Cena tra amici – Recensione
Tutto in una stanza, o quasi. Ma il ritmo certo non manca. Una cena tra amici in un appartamento borghese di Parigi come tanti in apparenza ma… con tanto sale in più.
Il pretesto della cena è presto detto. Vincent (Patrick Bruel), agente immobiliare di successo sulla quarantina, sta per diventare padre per la prima volta. Viene invitato a cena dalla sorella Elisabeth, detta Babou (Valérie Benguigui) e da suo marito Pierre (Charles Berling), entrambi docenti. Alla serata è invitato anche Claude (Guillaume de Tonquédec) amico d’infanzia e musicista. Mentre aspettano l’arrivo di Anna (Judith El Zein), la moglie di Vincent perennemente in ritardo, Vincent viene incalzato da tante domande sulla sua futura paternità. Ma quando a Vincent viene chiesto se ha già scelto il nome del bambino, la sua risposta accende una miccia in tutta la compagnia.
In apertura è d’obbligo una critica per la scelta del titolo italiano, questa volta davvero influente. Se è ormai abitudine consolidata banalizzare in lingua italiana un titolo originale, questa volta la “libera traduzione” è davvero penalizzante. Se non addirittura fuorviante. Se da un lato è vero che si tratta di una “cena tra amici”, è altrettanto vero che lasciare il titolo originale Le prénom avrebbe senza dubbio valorizzato l’ottima pellicola. Oltretutto di “cene tra amici” (con o senza cretino) e di “inviti a cena” (con o senza delitto) ne abbiamo visti a decine sul grande schermo, forse troppi.

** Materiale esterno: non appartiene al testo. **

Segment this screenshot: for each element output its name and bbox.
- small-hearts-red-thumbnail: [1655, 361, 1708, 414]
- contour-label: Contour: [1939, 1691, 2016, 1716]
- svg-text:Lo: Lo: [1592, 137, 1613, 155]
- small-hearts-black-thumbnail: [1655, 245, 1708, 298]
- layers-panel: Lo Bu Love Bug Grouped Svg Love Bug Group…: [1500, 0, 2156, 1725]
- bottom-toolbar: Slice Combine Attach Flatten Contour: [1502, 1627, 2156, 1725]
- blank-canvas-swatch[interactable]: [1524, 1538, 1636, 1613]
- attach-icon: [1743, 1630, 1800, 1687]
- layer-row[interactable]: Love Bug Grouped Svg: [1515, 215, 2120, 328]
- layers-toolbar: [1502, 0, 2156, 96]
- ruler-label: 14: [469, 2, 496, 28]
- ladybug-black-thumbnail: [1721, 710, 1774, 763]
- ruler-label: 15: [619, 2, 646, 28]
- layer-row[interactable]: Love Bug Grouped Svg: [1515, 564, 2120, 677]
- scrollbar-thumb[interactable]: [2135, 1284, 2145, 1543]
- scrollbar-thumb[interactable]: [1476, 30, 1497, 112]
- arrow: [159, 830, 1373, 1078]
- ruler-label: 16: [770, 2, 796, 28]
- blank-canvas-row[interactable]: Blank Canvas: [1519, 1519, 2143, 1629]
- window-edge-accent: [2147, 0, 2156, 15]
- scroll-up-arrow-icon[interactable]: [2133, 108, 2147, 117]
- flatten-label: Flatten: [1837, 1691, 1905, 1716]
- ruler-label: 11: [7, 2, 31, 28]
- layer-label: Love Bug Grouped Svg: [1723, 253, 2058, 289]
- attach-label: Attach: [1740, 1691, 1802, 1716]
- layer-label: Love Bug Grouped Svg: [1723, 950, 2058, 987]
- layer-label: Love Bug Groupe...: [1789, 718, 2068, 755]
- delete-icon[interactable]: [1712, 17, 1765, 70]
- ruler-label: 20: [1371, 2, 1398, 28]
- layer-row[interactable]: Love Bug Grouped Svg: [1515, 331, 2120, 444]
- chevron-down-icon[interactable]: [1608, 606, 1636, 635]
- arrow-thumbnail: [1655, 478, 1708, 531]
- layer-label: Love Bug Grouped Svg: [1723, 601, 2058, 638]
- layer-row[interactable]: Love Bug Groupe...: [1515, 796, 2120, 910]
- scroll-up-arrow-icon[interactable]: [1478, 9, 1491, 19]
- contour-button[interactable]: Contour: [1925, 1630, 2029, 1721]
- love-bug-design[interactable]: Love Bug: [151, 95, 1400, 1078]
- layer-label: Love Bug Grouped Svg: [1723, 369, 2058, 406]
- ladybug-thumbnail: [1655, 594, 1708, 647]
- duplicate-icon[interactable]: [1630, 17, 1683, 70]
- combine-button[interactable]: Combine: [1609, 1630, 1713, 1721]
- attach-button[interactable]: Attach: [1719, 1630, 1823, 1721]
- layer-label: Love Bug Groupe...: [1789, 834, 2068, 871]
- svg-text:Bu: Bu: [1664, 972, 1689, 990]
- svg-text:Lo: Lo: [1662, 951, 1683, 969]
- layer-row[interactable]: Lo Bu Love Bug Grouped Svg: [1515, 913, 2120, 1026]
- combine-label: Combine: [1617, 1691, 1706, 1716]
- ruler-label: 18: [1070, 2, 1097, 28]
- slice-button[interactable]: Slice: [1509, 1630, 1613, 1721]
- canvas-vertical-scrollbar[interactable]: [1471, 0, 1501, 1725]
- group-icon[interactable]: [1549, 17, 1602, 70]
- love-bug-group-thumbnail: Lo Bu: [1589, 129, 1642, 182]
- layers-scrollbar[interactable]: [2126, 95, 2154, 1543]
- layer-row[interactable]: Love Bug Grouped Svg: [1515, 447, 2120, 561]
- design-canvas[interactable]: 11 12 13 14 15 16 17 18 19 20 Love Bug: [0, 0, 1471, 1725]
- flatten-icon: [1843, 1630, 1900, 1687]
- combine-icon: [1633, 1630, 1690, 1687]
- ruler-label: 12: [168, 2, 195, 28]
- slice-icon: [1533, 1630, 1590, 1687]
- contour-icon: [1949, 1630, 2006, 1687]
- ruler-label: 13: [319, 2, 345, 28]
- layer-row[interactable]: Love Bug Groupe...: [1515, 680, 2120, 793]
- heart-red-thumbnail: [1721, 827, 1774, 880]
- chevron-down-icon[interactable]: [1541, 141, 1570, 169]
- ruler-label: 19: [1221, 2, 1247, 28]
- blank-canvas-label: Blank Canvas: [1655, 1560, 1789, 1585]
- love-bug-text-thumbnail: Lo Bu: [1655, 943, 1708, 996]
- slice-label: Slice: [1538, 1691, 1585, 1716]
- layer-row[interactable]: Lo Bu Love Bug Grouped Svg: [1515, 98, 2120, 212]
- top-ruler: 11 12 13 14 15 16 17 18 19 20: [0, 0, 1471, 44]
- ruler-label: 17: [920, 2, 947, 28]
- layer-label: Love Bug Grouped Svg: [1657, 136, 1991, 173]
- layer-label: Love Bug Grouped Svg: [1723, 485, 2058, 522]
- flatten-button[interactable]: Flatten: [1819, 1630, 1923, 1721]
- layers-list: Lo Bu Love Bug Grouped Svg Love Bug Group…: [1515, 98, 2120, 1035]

Qui, più che cenare, si discute (almeno nella parte iniziale) sulla scelta di un nome, scintilla (“granata stordente” come l’hanno definita i due registi) che porta a una lite familiare dalle impensabili conseguenze. Un gioco di intelligenti rimandi ruota sul tema del nome per tutto il film. A partire dai titoli di testa, dove dai nomi del cast sono rigorosamente esclusi i cognomi. Originale l’incipit che segue il percorso di un ragazzo che consegna le pizze a domicilio mentre si raccontano le tristi biografie dei personaggi a cui sono intitolate le strade percorse dallo scooter.
Tratto da una pièce teatrale di Matthieu Delaporte e Alexandre de la Patellière (che ha registrato incassi record in tutti i teatri dove è stato rappresentato) e diretta per il grande schermo dagli stessi autori, Cena tra amici conferma lo stesso cast nel passaggio dal teatro al cinema. Con l’unica eccezione di Charles Berling, new entry nel film nel ruolo dell’intellettuale della gauche francese nonché padrone di casa Pierre.
Divertente fuoco incrociato di battute, una vera giostra verbale, scoppiettante girotondo di equivoci e incomprensioni, efficace quanto impietoso ritratto della media borghesia francese (ma non solo). I bersagli degli autori colpiscono forte, da una parte e dall’altra: da un lato l’élite di sinistra radical-chic e intellettuale che si crogiola nei suoi saldi principi e nel suo background culturale di cui è perfetto rappresentante Pierre e dall’altro una certa destra, ricca, egocentrica, esibizionista, talvolta un po’ ignorante e arrogante perfettamente incarnata da Vincent (ruolo che sembra cucito addosso al poliedrico artista francese Patrick Bruel). Ma tutti e cinque i personaggi sono delle “maschere” che si indossano nella vita quotidiana, ognuno interprete della propria caricatura, personaggi incastrati alla perfezione, leader e “dominati”, almeno fino all’esplosione del “non detto”.
Ancora un dosato mix di leggerezza e intelligenza made in France dopo i felici esiti di pellicole come Quasi amici (che ha fracassato molti record di incassi) e Piccole bugie tra amici.
Un consiglio agli spettatori, non pensate a Carnage, perché, al di là del gruppo di borghesi intenti a discutere in un salotto e destinati a sollevare impietosamente il velo su tante ipocrisie, di similitudini ce ne sono davvero poche. A cominciare dal fatto che nel film di Polanski le due coppie che si incontrano sono composte da quattro sconosciuti mentre qui il quintetto è legato da parentele e amicizie di vecchia data (ma ci si conosce poi davvero così bene?). In questa Cena tra amici si compie un piccolo miracolo di sceneggiatura, riscritta e riadattata magistralmente dai due autori per il grande schermo, che trabocca di risate, boutade efficacissime, colpi di scena, ritmo.
Finale scoppiettante (in tutti i sensi) con sorpresa (e ghigno), fuori dal salotto.